Although, with any leftovers, you could make some hot grits to go along with slices of cold chicken, and serve it with a fruit salad. If you’d rather leave chicken for lunch and dinner (totally cool), you might enjoy a chicken salad sandwich. Toss chopped chicken with some mayo, the tomatoes, and peppers, and a bit of the pan drippings, maybe a bit of dijon mustard.
Or maybe there won’t be any leftovers. I could see that happening.
- 2 T olive oil, divided
- 1 T unsalted butter
- 1 sprig fresh savory
- pinch salt
- pinch pepper
- 2-3 chicken thighs, bone-in
- 1 C (heaping) cherry tomatoes (about 24-26)

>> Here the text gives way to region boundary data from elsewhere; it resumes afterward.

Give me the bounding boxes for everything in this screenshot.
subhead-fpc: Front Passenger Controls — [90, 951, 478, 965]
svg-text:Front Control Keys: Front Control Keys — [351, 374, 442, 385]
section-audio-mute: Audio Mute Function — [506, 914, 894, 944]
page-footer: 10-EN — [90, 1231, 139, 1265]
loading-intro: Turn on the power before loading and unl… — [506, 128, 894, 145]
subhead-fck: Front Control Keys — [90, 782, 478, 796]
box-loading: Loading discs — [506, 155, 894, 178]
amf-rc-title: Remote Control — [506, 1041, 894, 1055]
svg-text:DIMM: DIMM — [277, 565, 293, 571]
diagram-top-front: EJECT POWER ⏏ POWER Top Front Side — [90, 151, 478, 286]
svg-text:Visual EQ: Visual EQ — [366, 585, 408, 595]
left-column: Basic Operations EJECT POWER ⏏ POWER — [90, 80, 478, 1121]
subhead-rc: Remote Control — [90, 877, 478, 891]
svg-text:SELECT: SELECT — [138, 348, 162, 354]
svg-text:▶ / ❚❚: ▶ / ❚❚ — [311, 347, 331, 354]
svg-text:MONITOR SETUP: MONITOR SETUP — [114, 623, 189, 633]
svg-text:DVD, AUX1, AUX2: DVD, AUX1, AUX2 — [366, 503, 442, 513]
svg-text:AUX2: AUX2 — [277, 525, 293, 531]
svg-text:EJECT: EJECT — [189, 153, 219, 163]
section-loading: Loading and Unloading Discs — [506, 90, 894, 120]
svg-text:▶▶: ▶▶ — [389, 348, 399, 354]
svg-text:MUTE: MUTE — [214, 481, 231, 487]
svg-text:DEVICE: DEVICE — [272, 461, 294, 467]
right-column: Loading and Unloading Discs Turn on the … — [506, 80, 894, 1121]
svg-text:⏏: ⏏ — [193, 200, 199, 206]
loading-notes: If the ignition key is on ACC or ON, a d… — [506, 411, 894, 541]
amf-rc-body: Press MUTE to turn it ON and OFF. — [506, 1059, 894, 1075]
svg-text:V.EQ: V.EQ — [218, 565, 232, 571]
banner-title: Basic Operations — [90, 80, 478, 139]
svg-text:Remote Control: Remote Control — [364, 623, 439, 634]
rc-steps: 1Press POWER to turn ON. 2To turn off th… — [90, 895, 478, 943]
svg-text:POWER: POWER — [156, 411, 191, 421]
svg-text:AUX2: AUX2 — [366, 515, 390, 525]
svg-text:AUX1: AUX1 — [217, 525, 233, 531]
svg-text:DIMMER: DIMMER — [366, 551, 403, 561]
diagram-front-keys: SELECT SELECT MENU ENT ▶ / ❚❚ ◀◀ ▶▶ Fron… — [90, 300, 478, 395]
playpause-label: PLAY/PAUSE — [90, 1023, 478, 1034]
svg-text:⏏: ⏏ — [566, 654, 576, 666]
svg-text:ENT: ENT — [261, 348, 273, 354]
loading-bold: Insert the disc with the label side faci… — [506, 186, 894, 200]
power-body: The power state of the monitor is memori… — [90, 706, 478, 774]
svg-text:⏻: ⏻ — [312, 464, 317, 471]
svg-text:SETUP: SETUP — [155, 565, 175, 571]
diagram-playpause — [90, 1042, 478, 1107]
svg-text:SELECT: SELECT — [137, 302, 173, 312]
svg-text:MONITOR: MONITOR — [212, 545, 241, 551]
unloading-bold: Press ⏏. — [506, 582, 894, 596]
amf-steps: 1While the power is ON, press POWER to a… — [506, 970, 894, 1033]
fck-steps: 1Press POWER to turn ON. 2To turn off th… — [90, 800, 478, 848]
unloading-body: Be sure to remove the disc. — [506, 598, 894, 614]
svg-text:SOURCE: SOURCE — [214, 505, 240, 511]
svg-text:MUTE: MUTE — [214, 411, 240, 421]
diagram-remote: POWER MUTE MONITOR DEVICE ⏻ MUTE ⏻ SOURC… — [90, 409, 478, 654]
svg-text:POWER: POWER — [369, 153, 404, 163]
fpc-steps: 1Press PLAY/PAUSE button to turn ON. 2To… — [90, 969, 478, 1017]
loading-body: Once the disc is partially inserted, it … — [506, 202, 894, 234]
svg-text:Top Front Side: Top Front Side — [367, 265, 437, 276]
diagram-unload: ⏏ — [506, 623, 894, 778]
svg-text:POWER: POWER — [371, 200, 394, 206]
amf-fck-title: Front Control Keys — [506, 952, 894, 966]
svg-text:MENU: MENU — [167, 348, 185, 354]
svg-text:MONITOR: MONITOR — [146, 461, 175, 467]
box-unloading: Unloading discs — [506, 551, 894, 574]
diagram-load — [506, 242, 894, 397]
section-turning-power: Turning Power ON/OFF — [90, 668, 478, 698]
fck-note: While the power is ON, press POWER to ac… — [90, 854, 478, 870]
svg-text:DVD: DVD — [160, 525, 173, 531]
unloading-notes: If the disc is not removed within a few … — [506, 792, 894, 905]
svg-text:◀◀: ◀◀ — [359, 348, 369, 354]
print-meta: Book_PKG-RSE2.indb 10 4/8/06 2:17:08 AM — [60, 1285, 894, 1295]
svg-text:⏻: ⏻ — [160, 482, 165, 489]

- 2 sweet peppers, sliced (bell peppers would work too, use 1-2)
- 1/4 t dried thyme
- 1 T fresh savory, chopped
- 1/4 t dried oregano
- 1/4 t dried parsley
- 1/4 t dried rosemary
- to taste, salt
- to taste, pepper
- 1/4 C red wine vinegar
- 1/4 C balsamic vinegar
- Pre-heat oven to 425F.
- Heat ovenproof skillet over medium heat. When hot, add butter and 1 T olive oil. When hot, add sprig of savory and swirl around (infusing the butter and oil) for 2 minutes. Discard savory.
- Add a tiny bit of salt and pepper to oil. Add chicken, skin side down, and sprinkle with a bit of salt and pepper. Cook for 3-5 minutes, flip, and cook 3-5 minutes more.
- Remove from heat. Add tomatoes and peppers. Drizzle with remaining olive oil and sprinkle with herbs, salt, and pepper. Pour vinegars into the bottom of the pan. Cook for 20-25 minutes, or until a meat thermometer registers 180F.
- Serve with tomatoes and peppers, topped with pan drippings and a slice of crusty bread for mopping up the sauce.